Bei schwachen bis mittelstarken Beschwerden werden in der Regel die Symptome bekämpft. «Auch die Einnahme von modernen Antihistaminika, welche die allergischen Reaktionen rasch blockieren, ist sinnvoll», sagt Dr. Pawlik. Sind die Beschwerden stark, können Antihistaminika mit Cortison kombiniert werden. Cortison wirkt langsamer, hat aber einen stärkeren antiallergischen Effekt.

Wer gegen die Ursache vorgehen möchte, sollte sich Gedanken machen über eine SIT (Spezifische Immuntherapie) oder Hyposensibilisierung. Ihr Ziel ist es, den Körper Schritt für Schritt an die Allergene zu gewöhnen und eine Toleranz gegenüber dem allergieauslösenden Stoff zu bilden. Die Erfolgschancen liegen bei 70 und 80 Prozent und sind vor allem dann so hoch, wenn mit dem Therapiebeginn nicht allzu lange gewartet wird. Allerdings verlangt die Therapie Geduld und Ausdauer.

 

Verschiedene Formen
Je nach auslösendem Allergen wird der Arzt entscheiden, welche Art der SIT sinnvoll ist. Bei der ganzjährigen Injektionstherapie wird während 3 bis 5 Jahren in regel¬mässigen Abständen eine kleine, allerdings ansteigende Menge der allergieauslösenden Substanz gespritzt. Dr. Pawlik: «Ihre Wirksamkeit bei pollenbedingter Rhinitis, also Schnupfen, und Konjunktivitis, der Bindehautentzündung, ist unbestritten. In der Regel wird die Therapie auch von den Kassen übernommen.» Unerwünschte Reaktionen auf die Impfungen sind sehr selten. Dennoch müssen die Patienten nach jeder Impfung zur Sicherheit 30 bis 60 Minuten in der Praxis bleiben. Die Hyposensibilisierung wird auch bei Allergien gegen Hausstaubmilben, Tierhaare, Schimmelpilz und Insektenstiche eingesetzt.

Die sublinguale Immuntherapie (SLIT) ist vor allem bei Kindern und Schmerzempfindlichen angesagt.
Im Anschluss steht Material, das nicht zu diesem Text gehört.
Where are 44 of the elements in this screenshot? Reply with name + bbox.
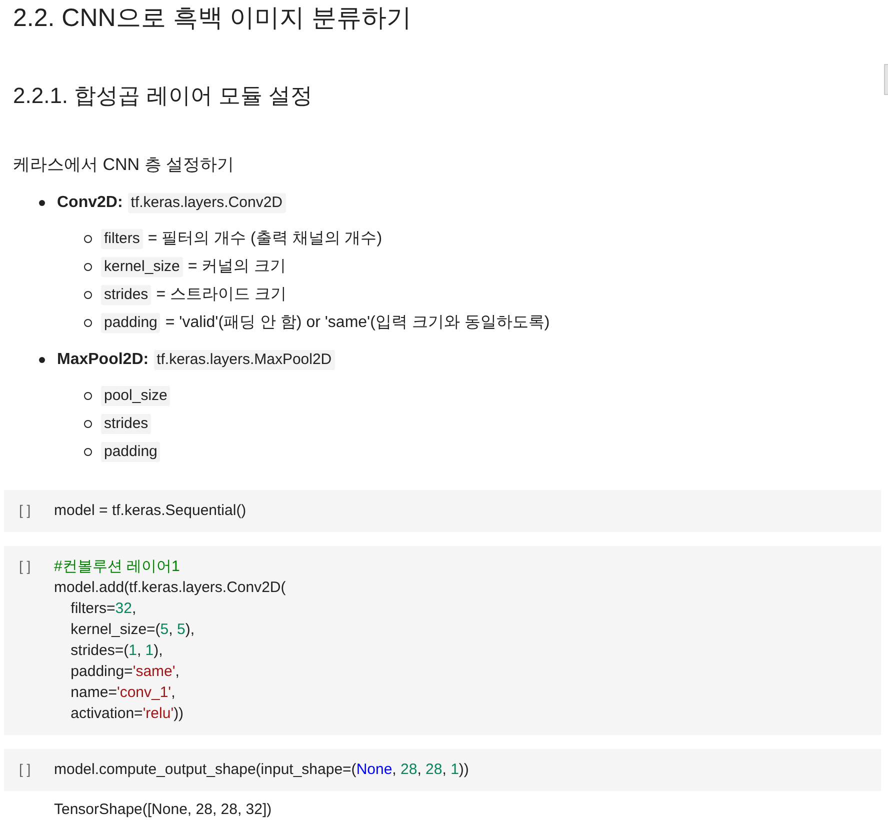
bullet-icon xyxy=(84,235,92,243)
bullet-icon xyxy=(84,319,92,327)
inline-code: padding xyxy=(101,313,160,333)
code-line: activation='relu')) xyxy=(70,704,184,724)
inline-code: strides xyxy=(101,414,152,434)
inline-code: kernel_size xyxy=(101,257,183,277)
bullet-icon xyxy=(84,448,92,456)
inline-code: tf.keras.layers.MaxPool2D xyxy=(154,350,335,370)
execution-count: [ ] xyxy=(19,557,31,576)
bullet-icon xyxy=(84,263,92,271)
list-label: Conv2D: xyxy=(57,193,123,213)
paragraph: 케라스에서 CNN 층 설정하기 xyxy=(13,154,234,176)
bullet-icon xyxy=(39,357,45,363)
bullet-icon xyxy=(84,392,92,400)
execution-count: [ ] xyxy=(19,501,31,520)
code-line: model.compute_output_shape(input_shape=(None, 28, 28, 1)) xyxy=(54,760,469,780)
code-line: kernel_size=(5, 5), xyxy=(70,620,194,640)
code-cell[interactable]: [ ] #컨볼루션 레이어1 model.add(tf.keras.layers.Conv2D( filters=32, kernel_size=(5, 5), strides=(1, 1), padding='same', name='conv_1', activation='relu')) xyxy=(4,546,881,735)
code-cell[interactable]: [ ] model.compute_output_shape(input_shape=(None, 28, 28, 1)) xyxy=(4,749,881,791)
code-line: filters=32, xyxy=(70,599,136,619)
inline-code: strides xyxy=(101,285,152,305)
code-line: model = tf.keras.Sequential() xyxy=(54,501,246,521)
inline-code: padding xyxy=(101,442,160,462)
code-line: #컨볼루션 레이어1 xyxy=(54,557,180,577)
list-text: = 스트라이드 크기 xyxy=(156,285,286,305)
code-cell[interactable]: [ ] model = tf.keras.Sequential() xyxy=(4,490,881,532)
code-line: model.add(tf.keras.layers.Conv2D( xyxy=(54,578,286,598)
bullet-icon xyxy=(84,420,92,428)
cell-output: TensorShape([None, 28, 28, 32]) xyxy=(54,800,272,820)
inline-code: filters xyxy=(101,229,143,249)
list-text: = 'valid'(패딩 안 함) or 'same'(입력 크기와 동일하도록) xyxy=(165,313,550,333)
list-label: MaxPool2D: xyxy=(57,350,149,370)
code-line: padding='same', xyxy=(70,662,180,682)
inline-code: pool_size xyxy=(101,386,170,406)
section-heading: 2.2. CNN으로 흑백 이미지 분류하기 xyxy=(13,3,412,34)
execution-count: [ ] xyxy=(19,760,31,779)
list-text: = 커널의 크기 xyxy=(188,257,286,277)
subsection-heading: 2.2.1. 합성곱 레이어 모듈 설정 xyxy=(13,82,312,110)
inline-code: tf.keras.layers.Conv2D xyxy=(128,193,286,213)
bullet-icon xyxy=(39,200,45,206)
code-line: strides=(1, 1), xyxy=(70,641,163,661)
code-line: name='conv_1', xyxy=(70,683,176,703)
list-text: = 필터의 개수 (출력 채널의 개수) xyxy=(148,229,382,249)
bullet-icon xyxy=(84,291,92,299)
Die allergieauslösende Substanz wird hier in Form einer Tablette unter die Zunge eingebracht. Sie wird zu Hause durchgeführt, täglich, meist über drei Jahre hinweg. Es gibt sie bisher nur für Gräserpollenallergiker.
 

Bei der Kurzzeit-Immuntherapie gegen Pollenallergie werden erst kurz vor Beginn der Allergiesaison 4 bis 8 Spritzen gemacht – mit hochreinen und hochdosierten Allergenextrakten.

Die Immuntherapien wirken leider nicht bei jedem Patienten. Damit sich Betroffene nicht umsonst einer aufwendigen Therapie aussetzen, empfiehlt sich ein Test beim Spezialisten.

 

Info
Eine Immuntherapie wird empfohlen, wenn

  • Antihistaminika und andere Medikamente nicht genügend Wirkung zeigen.
  • Patienten keine anderen Medikamente einnehmen können oder wollen.
  • Insektenstichallergie mit Gefahr von allergischem Schock, Allergie gegen Hausstaubmilben, Katzenhaare und Schimmelpilz vorliegen.
  • leichtes, kontrolliertes, allergisches Asthma vorliegt.

Eine Immuntherapie kann nicht durchgeführt werden, wenn

  • der Patient ein geschwächtes Immunsystem hat.
  • schwere Erkrankungen vorliegen.
  • eine Therapie mit Betablockern gemacht wird.
  • schweres Asthma, bösartige Krebserkrankung oder eine Schwangerschaft vorliegt.

Bei Kleinkindern wird eine Immuntherapie nicht vor 5 Jahren durchgeführt. Dann aber ist sie häufig sehr wirksam, auch als Asthma-Prävention.